Answer
$(-2, -1) \cup \left(-\frac{2}{3}, 0\right) $
Work Step by Step
1. Express the inequality in the form $f(x)<0, f(x)>0, f(x)\leq 0$, or $f(x)\geq 0,$
where $f$ is a Rational function.
$\displaystyle \frac{1}{x} +\frac{1}{x+1} \lt \frac{2}{x+2}$,
$\displaystyle \frac{1}{x} +\frac{1}{x+1}- \frac{2}{x+2}\lt 0$,
$\displaystyle \frac{(x+1)(x+2)+x(x+2)-2(x(x+1))}{x(x+1)(x+2)}\lt 0$,
$\displaystyle \frac{x^2+2x+x+2+x^2+2x-2x^2-2x}{x(x+1)(x+2)}\lt 0$,
$\displaystyle \frac{3x+2}{x(x+1)(x+2)}\lt 0$,
$f(x)=\displaystyle \frac{3x+2}{x(x+1)(x+2)}\lt 0$,
2.The cut points are:
$\displaystyle \frac{3x+2}{x(x+1)(x+2)} =0$
$x=-\frac{2}{3}$ or $x=0$ or $x=-1$ or $x=-2$
3. Make a table or diagram: use the test values to make a table or diagram of the sign of each factor in each interval.
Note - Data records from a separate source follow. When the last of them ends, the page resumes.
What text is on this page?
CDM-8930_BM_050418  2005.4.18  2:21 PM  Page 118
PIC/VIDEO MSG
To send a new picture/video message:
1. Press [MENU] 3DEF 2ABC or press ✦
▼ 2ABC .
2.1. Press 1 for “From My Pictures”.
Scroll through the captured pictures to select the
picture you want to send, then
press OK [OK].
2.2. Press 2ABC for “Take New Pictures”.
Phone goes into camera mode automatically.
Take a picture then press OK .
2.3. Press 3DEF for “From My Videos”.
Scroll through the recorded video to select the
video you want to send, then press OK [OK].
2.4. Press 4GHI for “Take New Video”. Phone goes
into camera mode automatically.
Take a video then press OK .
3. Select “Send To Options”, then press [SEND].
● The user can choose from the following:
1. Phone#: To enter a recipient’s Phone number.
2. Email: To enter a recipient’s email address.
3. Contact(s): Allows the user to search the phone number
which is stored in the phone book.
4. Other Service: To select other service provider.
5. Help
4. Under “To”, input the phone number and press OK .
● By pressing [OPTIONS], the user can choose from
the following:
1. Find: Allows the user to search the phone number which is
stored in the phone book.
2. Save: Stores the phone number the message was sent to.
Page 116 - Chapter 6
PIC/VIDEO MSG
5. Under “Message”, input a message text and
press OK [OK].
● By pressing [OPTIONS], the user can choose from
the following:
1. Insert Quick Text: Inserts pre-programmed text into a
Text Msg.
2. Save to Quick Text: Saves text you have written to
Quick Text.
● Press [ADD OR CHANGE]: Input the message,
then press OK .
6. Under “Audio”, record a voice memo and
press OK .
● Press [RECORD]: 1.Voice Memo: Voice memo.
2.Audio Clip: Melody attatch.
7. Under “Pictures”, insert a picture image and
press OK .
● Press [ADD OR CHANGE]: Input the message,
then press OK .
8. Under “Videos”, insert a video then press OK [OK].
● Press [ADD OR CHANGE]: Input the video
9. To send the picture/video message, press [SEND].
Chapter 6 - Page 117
4. Test each interval's sign of $f(x)$ with a test value,
$\begin{array}{llll}
Intervals: & a=test.v. & f(a),signs & f(a) \lt 0 ? \\
& & \displaystyle \displaystyle \frac{3a+2}{a(a+1)(a+2)} & \\
(-\infty,-2) & -5 & \frac{(-)}{(-)(-)(-)}=(+) & F\\
(-2, -1) & -\frac{3}{2} & \frac{(-)}{(-)(-)(+)}=(-) & T\\
(-1, -\frac{2}{3}) & -\frac{3}{4} & \frac{(-)}{(-)(+)(+)}=(+) & F\\
(-\frac{2}{3}, 0) & -\frac{1}{2} & \frac{(+)}{(-)(+)(+)}=(-) & T\\
(0,\infty) & 5 & \frac{(+)}{(+)(+)(+)}=(+) & F\\
\end{array}$
5. Write the solution set, selecting the interval or intervals that satisfy the given inequality. If the inequality involves $\leq$ or $\geq$, include the boundary points.
Solution set: $(-2, -1) \cup \left(-\frac{2}{3}, 0\right) $